Jim later writes about how he has “committed” Betty to God much as Abraham did his son, Isaac. He compares her to one of the “devoted things” of Jericho in Joshua 6, though not meant for destruction but for God, as a burnt living sacrifice. He says that the subtle danger in doing this is in “retaining hopes that He would give her to me eventually….But this was as if I had never ‘devoted’ her at all, for there was still a future claim on her….Ah, how like again – hidden in the tent in secret were those secret longings for something I may not have, gloated over in lonely moments. But the Cross is final. There is no turning back now, nor halfway stopping place. I must go on, asleep until God sees my need of Eve – if such a need ever arises. Fix my heart wholly, Lord, to follow Thee, in no detail to touch what is not mine.”
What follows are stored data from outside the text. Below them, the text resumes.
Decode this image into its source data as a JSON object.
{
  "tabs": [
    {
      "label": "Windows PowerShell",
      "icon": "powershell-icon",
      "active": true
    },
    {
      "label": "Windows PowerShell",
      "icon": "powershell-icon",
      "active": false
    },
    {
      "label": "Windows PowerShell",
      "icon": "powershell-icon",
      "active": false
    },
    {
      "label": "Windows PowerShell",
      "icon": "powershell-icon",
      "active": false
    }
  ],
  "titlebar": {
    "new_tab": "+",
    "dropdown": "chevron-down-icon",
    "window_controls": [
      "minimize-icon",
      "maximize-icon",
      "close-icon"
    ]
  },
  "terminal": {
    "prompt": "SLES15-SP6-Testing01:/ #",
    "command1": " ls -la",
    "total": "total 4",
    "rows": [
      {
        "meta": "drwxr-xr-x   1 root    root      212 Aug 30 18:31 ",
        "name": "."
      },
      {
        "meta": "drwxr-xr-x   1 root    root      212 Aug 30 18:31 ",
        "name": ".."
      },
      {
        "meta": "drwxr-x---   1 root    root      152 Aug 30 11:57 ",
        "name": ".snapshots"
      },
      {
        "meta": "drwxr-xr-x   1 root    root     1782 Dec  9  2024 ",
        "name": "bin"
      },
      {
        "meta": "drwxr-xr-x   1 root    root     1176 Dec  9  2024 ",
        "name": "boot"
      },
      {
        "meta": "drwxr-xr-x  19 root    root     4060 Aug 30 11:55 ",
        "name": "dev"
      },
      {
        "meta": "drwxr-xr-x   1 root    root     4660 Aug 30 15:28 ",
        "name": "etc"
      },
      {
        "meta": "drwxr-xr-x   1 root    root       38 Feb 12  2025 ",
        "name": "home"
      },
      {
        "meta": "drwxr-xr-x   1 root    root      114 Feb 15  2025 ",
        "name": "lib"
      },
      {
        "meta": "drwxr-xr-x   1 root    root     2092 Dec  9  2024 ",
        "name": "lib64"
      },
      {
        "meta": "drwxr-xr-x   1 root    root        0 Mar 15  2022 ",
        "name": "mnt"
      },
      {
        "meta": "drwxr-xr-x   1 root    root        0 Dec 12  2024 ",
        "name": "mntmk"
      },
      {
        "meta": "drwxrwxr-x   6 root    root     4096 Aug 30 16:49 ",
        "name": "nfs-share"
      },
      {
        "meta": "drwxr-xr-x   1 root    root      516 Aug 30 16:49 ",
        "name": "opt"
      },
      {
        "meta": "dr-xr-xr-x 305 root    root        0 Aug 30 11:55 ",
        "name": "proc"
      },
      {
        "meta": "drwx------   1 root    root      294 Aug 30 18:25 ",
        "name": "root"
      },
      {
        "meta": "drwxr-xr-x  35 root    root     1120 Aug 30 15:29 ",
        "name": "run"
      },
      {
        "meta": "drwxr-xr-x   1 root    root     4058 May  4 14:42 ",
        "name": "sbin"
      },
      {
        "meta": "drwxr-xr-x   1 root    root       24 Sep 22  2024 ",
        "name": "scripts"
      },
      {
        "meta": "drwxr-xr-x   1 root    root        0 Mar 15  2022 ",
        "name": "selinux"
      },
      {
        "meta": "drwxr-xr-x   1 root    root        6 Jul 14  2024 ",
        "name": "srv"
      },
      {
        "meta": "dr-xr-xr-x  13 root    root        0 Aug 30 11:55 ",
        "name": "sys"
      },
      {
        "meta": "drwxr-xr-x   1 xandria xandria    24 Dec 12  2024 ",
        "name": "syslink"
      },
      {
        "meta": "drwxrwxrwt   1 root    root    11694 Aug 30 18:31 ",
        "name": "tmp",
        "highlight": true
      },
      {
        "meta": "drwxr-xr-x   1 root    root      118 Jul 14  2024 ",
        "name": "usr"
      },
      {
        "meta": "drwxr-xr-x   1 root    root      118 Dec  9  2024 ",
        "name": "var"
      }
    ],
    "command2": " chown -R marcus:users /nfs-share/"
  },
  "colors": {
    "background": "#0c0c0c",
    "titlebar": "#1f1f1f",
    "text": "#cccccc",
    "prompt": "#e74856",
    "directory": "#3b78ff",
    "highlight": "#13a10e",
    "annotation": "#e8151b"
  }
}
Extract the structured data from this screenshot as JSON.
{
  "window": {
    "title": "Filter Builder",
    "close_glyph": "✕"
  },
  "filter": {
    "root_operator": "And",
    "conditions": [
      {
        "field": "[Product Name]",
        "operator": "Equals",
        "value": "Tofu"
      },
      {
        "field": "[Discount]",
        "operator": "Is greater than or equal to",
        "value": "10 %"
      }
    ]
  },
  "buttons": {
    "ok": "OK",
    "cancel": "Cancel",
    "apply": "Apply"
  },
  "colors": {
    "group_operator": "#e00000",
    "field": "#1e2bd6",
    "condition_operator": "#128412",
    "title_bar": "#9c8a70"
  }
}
God has chosen this passage of his journal to speak to me personally. Not only in concern to marriage specifically (though it does apply), but as a rule in general. I have to take all of my hopes, all that is precious to me, and cast them into the raging, consuming fire of God’s will. Just as Abraham did not consider his Son to precious as to keep him from obedience to God, so must I also offer myself as a living sacrifice to God, relinquishing all I hold dear to Him. These things must become ‘devoted’ things unto God, not devoted for destruction but for obedience. To continue hoping for them shall be the same as not devoting them at all.
I think it might be impossible to cast away one’s hopes and dreams, never again to secretly wish for them. That is, unless one’s vision is directed solely on Christ. In light of Christ everything else seems to fade away into obscurity. When Christ is the sole focus and passion of my heart, only then will everything else fall into it’s rightful place in my life as well. I can then present my requests to God as a sacrifice, and sleep in peace knowing that he will meet my needs according to His perfect will.

(On a different note – I’m going to the rock quarry again tonight with everyone! I’m really excited to do this again with the group. Though my heart and prayers are with Heidi and Beckie, who are up North due to take care of Beckie’s needs, and also with Kati who is still in Burkina Faso. I miss you girls!)